The second paper, "Early Energy Performance for a Green Academic Building," presents my thermal analysis of the building and energy data for the first 24 months of occupancy. This paper was presented in June 2002, at the annual meeting of the American Society of Heating, Refrigeration, and Air-conditioning Engineers (ASHRAE), and was subsequently published in ASHRAE Transactions.

My work on the Lewis Center has been positively received outside Oberlin, particularly by those engaged in building research. For instance, architects at Carnegie Mellon University's Center for Building Performance and Diagnostics have expressed interest, as have members of the Building Energy Group at Lawrence Berkeley National Labs. In early October I spoke at the Political Economic Research Center's annual symposium for journalists, delivering a lecture titled "What Works–And What Doesn't Work–For the Environment."
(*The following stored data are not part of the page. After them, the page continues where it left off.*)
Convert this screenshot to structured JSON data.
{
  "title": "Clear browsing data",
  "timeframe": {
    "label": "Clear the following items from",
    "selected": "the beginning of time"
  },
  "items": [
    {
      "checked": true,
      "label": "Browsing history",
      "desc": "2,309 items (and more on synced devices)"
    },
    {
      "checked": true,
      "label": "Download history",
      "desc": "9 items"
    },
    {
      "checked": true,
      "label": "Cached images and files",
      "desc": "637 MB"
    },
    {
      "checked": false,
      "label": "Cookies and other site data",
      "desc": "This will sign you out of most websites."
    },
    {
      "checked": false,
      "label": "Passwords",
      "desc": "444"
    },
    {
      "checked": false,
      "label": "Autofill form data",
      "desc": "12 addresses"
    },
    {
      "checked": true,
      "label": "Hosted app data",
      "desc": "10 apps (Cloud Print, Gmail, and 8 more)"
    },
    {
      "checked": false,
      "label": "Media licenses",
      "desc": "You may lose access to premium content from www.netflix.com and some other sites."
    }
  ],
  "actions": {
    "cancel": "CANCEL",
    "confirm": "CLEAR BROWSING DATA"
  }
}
In the summer of 2002 I received a call from Dr. Philippe Cohen, administrative director of Stanford University's Jasper Ridge Biological Preserve, a 1200-acre tract of protected land in the middle of Silicon Valley just five miles west of the Stanford campus. The university had recently completed construction of a green building at Jasper Ridge, and having learned of my work on the Lewis Center, Dr. Cohen invited me to submit a proposal to design and install an energy-monitoring system for this building. Ironically, I was being given the opportunity to do for Stanford University work similar to that performed by NREL for Oberlin College.

The Leslie Shao-ming Sun Field Station (right) is a 10,000-square-foot, single-story building that provides office, teaching, and research space for Stanford University students and faculty working at Jasper Ridge. Designers of the field station sought to minimize the environmental impact of both its construction and operation. The building makes maximum use of sunlight for both lighting and heating and boasts a 22-kilowatt photovoltaic (PV) array on its roof for generating electricity. The building is described in the recent issue of Solar Today.